Gemeine Keulenschwebfliege (Syritta pipiens)
Name
Gemeine Keulenschwebfliege (Syritta pipiens)
Familie
Schwebfliegen (Syrphidae)
Körpergröße
Körperlänge 7–9 mm
Merkmale
Die Gemeine Keulenschwebfliege ist eine schlanke, vergleichsweise kleine Schwebfliege. Ihr auffälligstes Merkmal sind die keulenförmig verdickten Hinterschenkel, die an der Unterseite mit kräftigen Dornen besetzt sind – ein einzigartiges Erkennungsmerkmal innerhalb der heimischen Schwebfliegenfauna. Der Hinterleib ist schmal und langgestreckt, dunkel gefärbt mit gelblichen Seitenbinden. Männchen lassen sich von Weibchen durch die bei Schwebfliegen typischen zusammenstoßenden Augen (holopte Augen) unterscheiden, während Weibchen dichopte, also getrennte Augen besitzen. Die Beine sind teilweise gelblich gefärbt.
Lebensraum
Die Art besiedelt offene und halboffene Lebensräume wie Gärten, Wegränder, Wiesen, Ruderalflächen, Parkanlagen und Waldränder. Sie ist häufig an blütenreichen Standorten anzutreffen, wo sie Pollen, Nektar und Honigtau aufnimmt. Die Larven entwickeln sich in feuchtem, verrottendem Pflanzenmaterial sowie in Kompost und Mist. Die Flugzeit erstreckt sich von April bis September, mit einem Häufigkeitsgipfel in den Sommermonaten.
Besonderheiten
Die Gemeine Keulenschwebfliege zählt zu den häufigsten und weit verbreiteten Schwebfliegenarten Mitteleuropas und ist in nahezu ganz Europa sowie Teilen Asiens und Nordafrikas verbreitet. Männchen zeigen ein ausgeprägtes Territorialverhalten und verteidigen Reviere gegen Rivalen. Als Blütenbesucher leisten sie einen wertvollen Beitrag zur Bestäubung von Wildpflanzen und Kulturpflanzen.

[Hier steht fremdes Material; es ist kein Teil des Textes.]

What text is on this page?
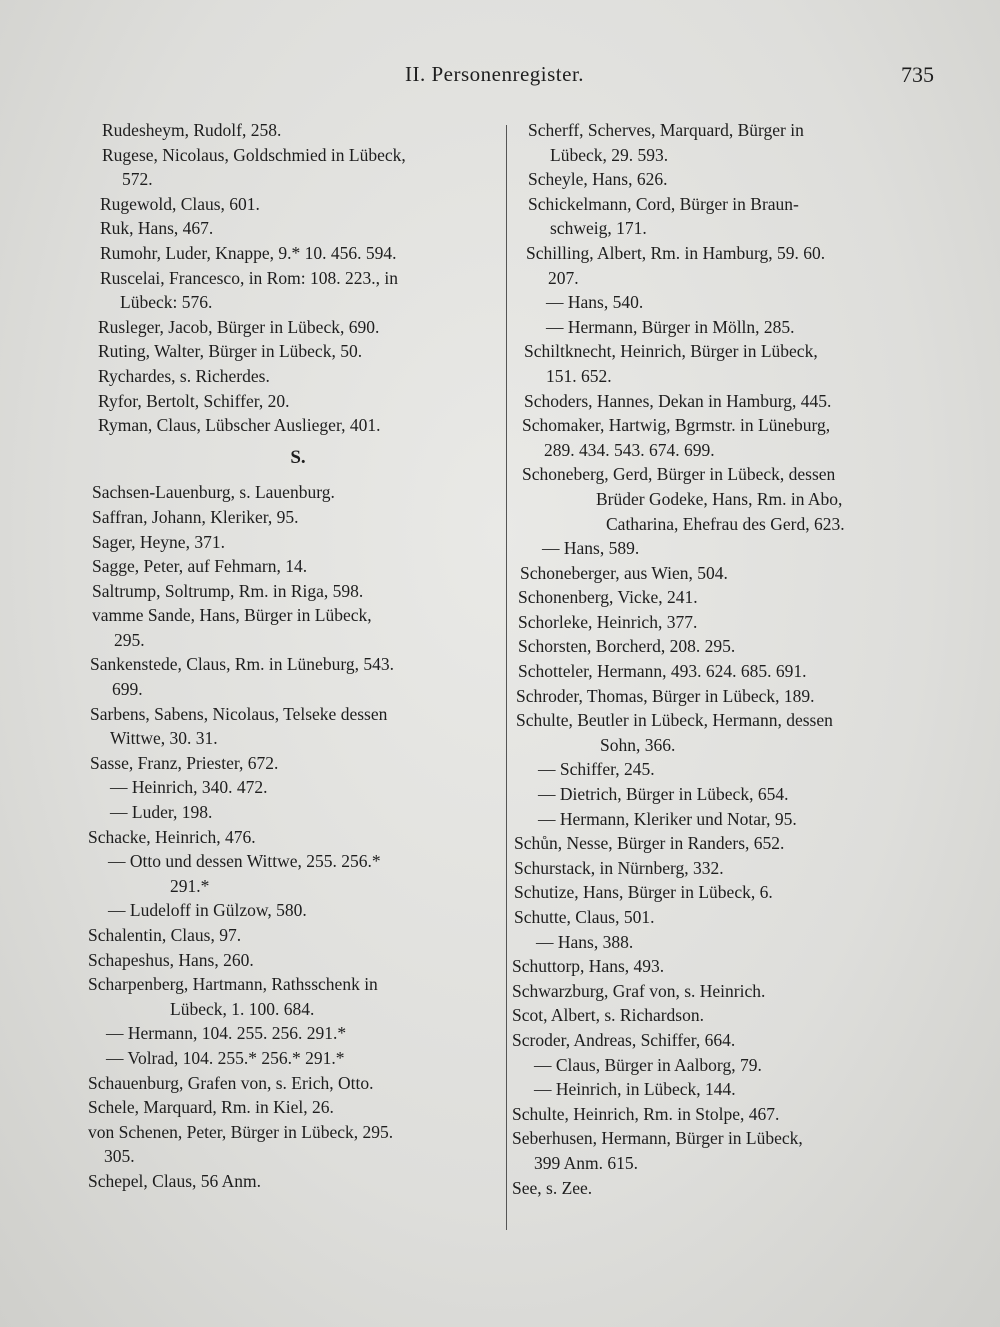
II. Personenregister.	735
Rudesheym, Rudolf, 258.
Rugese, Nicolaus, Goldschmied in Lübeck,
572.
Rugewold, Claus, 601.
Ruk, Hans, 467.
Rumohr, Luder, Knappe, 9.* 10. 456. 594.
Ruscelai, Francesco, in Rom: 108. 223., in
Lübeck: 576.
Rusleger, Jacob, Bürger in Lübeck, 690.
Ruting, Walter, Bürger in Lübeck, 50.
Rychardes, s. Richerdes.
Ryfor, Bertolt, Schiffer, 20.
Ryman, Claus, Lübscher Auslieger, 401.
S.
Sachsen-Lauenburg, s. Lauenburg.
Saffran, Johann, Kleriker, 95.
Sager, Heyne, 371.
Sagge, Peter, auf Fehmarn, 14.
Saltrump, Soltrump, Rm. in Riga, 598.
vamme Sande, Hans, Bürger in Lübeck,
295.
Sankenstede, Claus, Rm. in Lüneburg, 543.
699.
Sarbens, Sabens, Nicolaus, Telseke dessen
Wittwe, 30. 31.
Sasse, Franz, Priester, 672.
— Heinrich, 340. 472.
— Luder, 198.
Schacke, Heinrich, 476.
— Otto und dessen Wittwe, 255. 256.*
291.*
— Ludeloff in Gülzow, 580.
Schalentin, Claus, 97.
Schapeshus, Hans, 260.
Scharpenberg, Hartmann, Rathsschenk in
Lübeck, 1. 100. 684.
— Hermann, 104. 255. 256. 291.*
— Volrad, 104. 255.* 256.* 291.*
Schauenburg, Grafen von, s. Erich, Otto.
Schele, Marquard, Rm. in Kiel, 26.
von Schenen, Peter, Bürger in Lübeck, 295.
305.
Schepel, Claus, 56 Anm.
Scherff, Scherves, Marquard, Bürger in
Lübeck, 29. 593.
Scheyle, Hans, 626.
Schickelmann, Cord, Bürger in Braun-
schweig, 171.
Schilling, Albert, Rm. in Hamburg, 59. 60.
207.
— Hans, 540.
— Hermann, Bürger in Mölln, 285.
Schiltknecht, Heinrich, Bürger in Lübeck,
151. 652.
Schoders, Hannes, Dekan in Hamburg, 445.
Schomaker, Hartwig, Bgrmstr. in Lüneburg,
289. 434. 543. 674. 699.
Schoneberg, Gerd, Bürger in Lübeck, dessen
Brüder Godeke, Hans, Rm. in Abo,
Catharina, Ehefrau des Gerd, 623.
— Hans, 589.
Schoneberger, aus Wien, 504.
Schonenberg, Vicke, 241.
Schorleke, Heinrich, 377.
Schorsten, Borcherd, 208. 295.
Schotteler, Hermann, 493. 624. 685. 691.
Schroder, Thomas, Bürger in Lübeck, 189.
Schulte, Beutler in Lübeck, Hermann, dessen
Sohn, 366.
— Schiffer, 245.
— Dietrich, Bürger in Lübeck, 654.
— Hermann, Kleriker und Notar, 95.
Schůn, Nesse, Bürger in Randers, 652.
Schurstack, in Nürnberg, 332.
Schutize, Hans, Bürger in Lübeck, 6.
Schutte, Claus, 501.
— Hans, 388.
Schuttorp, Hans, 493.
Schwarzburg, Graf von, s. Heinrich.
Scot, Albert, s. Richardson.
Scroder, Andreas, Schiffer, 664.
— Claus, Bürger in Aalborg, 79.
— Heinrich, in Lübeck, 144.
Schulte, Heinrich, Rm. in Stolpe, 467.
Seberhusen, Hermann, Bürger in Lübeck,
399 Anm. 615.
See, s. Zee.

Verwechslungen sind mit ähnlich gebauten, schlanken Schwebfliegenarten möglich, doch die charakteristisch verdickten und bedornten Hinterschenkel machen die Art bei genauer Betrachtung unverwechselbar. Eine Gefährdung besteht derzeit nicht; die Art gilt als ungefährdet.